Our QPV implementation is based on the SSD image registration method34 applied to an interrogation window of 15 x 15 pixels (3.57 x 3.57 µm) within cells.A magnified view of a 15 x 15 pixel interrogation window within the example cell difference image (Fig. 1c) shows the movement of individual cellular components (indicated by red arrows) to positions on the left side of the window, indicated by black arrows (15 x 15 pixels in Fig. 1c). illustration).When this quality pattern within the interrogation window overlaps between two shifted windows from consecutive imaging frames, SSD produces the smallest sum of squared differences (Fig. S1a).Computing a Gaussian fit to the neighborhood of a 3 x 3 pixel region near the SSD minimum gave the subpixel localization of the displacement (Fig. S1b).This leads to the measured displacement that forms the basis of the QPV (Fig. S1c).Spurious velocities were removed using a conditional median filter, thus preserving the original calculated values ​​of subcellular velocities.From these displacement measurements, we calculated mass transport velocities based on known time intervals between frames set during cell imaging (Fig. 1d).Processed using computing resources allocated by the University of Utah Center for High Performance Computing (CHPC).The code is available on GitHub (https://github.com/Zangle-Lab/Quantitative_Phase_Velocimetry).The relative computation time of each image registration method (Fig. S4) was estimated by computing intracellular velocity maps of 10 RPE fixed-cell images per set of interrogation window size on a general-purpose computer with 6 CPU cores Intel i7 8700 K , 3.7 GHz processor and 16 GB RAM.
where Dreal is the actual displacement amplitude introduced by the stage movement and Dmeasured is the average measured displacement amplitude.Dreal, the velocity magnitude, is measured from the x-component (Vx) and y-component (Vy) of the velocity:
The orientation error (Edir) is calculated as the angle between the calculated and actual displacement vector:
θreal is the actual displacement angle introduced by the platform, and the measured \(\theta\) is the average angle measured by the image registration method.Calculated from the x-component (Vx) and y-component (Vy) of the velocity using the four-quadrant arctangent:
fft is the Fourier transform of the image, fftshift rearranges the Fourier transform to move the zero frequency component to the center of the array.Azimuth averaging is performed on the power spectrum of the cell image to convert the power density image into a two-dimensional plot of power density versus frequency.

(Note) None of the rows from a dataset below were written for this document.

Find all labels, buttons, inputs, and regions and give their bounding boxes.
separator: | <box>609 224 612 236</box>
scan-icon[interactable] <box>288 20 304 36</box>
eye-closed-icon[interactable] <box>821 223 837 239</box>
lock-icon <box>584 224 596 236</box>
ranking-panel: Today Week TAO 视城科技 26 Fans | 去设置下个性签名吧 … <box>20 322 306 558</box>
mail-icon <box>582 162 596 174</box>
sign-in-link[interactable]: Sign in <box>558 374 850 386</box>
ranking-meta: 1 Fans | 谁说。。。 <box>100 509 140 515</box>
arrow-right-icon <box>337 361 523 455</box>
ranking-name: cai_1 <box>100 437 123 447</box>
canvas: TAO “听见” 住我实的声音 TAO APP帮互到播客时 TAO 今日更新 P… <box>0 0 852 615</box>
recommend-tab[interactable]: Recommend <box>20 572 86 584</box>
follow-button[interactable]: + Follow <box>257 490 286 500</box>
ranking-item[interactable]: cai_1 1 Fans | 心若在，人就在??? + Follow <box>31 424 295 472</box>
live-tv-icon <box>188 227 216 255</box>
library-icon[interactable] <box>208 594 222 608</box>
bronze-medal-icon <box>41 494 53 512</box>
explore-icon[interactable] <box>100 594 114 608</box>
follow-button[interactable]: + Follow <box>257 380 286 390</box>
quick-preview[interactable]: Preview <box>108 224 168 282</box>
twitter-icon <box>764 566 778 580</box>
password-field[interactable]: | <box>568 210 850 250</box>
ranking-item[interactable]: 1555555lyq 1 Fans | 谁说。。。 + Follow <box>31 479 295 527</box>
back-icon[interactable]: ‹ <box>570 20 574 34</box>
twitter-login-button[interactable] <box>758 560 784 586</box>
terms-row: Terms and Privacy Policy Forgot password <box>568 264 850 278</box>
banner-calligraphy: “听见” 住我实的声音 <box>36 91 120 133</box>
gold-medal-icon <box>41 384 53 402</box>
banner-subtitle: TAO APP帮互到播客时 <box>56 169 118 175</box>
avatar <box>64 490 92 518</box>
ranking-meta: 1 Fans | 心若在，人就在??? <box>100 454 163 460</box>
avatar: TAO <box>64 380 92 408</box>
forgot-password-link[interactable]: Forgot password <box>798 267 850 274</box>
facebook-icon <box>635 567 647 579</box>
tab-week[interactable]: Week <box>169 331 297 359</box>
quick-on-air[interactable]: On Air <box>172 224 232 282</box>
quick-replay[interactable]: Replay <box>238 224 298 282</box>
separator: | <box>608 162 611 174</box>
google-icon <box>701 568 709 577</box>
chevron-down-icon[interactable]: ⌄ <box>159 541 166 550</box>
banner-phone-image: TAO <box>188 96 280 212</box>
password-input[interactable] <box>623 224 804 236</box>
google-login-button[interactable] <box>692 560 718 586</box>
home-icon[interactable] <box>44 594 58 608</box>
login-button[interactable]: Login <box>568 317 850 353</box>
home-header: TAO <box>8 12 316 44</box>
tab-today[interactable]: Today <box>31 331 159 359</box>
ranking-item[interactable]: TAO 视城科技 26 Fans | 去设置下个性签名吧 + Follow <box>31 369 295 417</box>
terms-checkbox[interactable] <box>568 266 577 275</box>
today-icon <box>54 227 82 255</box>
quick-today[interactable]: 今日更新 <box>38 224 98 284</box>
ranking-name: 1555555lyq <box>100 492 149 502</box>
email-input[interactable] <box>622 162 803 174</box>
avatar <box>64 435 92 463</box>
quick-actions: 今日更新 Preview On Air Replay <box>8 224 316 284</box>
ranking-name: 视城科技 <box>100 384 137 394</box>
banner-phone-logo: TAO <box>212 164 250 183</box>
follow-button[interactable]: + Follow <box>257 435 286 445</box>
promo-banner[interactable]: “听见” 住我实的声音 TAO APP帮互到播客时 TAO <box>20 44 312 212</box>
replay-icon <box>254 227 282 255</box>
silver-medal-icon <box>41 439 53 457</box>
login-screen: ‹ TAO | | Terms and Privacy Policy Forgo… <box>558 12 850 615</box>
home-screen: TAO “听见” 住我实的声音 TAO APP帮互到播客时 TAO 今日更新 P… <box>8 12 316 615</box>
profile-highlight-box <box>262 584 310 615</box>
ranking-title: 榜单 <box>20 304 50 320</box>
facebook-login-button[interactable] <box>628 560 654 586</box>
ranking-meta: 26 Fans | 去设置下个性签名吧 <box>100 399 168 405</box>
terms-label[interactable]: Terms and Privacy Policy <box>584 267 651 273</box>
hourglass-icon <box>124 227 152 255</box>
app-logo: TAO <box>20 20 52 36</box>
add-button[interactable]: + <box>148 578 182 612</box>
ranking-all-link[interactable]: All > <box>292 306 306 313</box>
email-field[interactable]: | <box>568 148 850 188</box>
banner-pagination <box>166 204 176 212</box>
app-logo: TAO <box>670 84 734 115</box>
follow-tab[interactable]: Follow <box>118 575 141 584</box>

where λ is the wavelength of the light and NA is the numerical aperture of the objective used for imaging, assuming an illumination of NA = 0 to generate a spatially coherent plane wave for the QPI29.The code to build the granularity-dependent error model is also available on GitHub (https://github.com/Zangle-Lab).
We perform QPV intracellular velocity measurements on 2D QPI images.As a result, features outside the microscope’s depth of field will be out of focus and thus blurred.The depth of field (DOF) of incoherent light illumination can be calculated from the following equation51,
where λ is the wavelength of light, n is the refractive index of the medium between the objective and the sample, NA is the numerical aperture of the objective, M is the magnification, and e is the camera resolution on the CCD plane, used here as the size of the phase pixel.Equation (5) gives a depth of field of 0.85 µm.However, we use near-coherent illumination (NAcondenser ≈ 0) by turning off the condenser as much as possible.Therefore, the depth of field of our system is approximately twice the depth of field calculated by the equation.(12)51, which is 1.7 µm.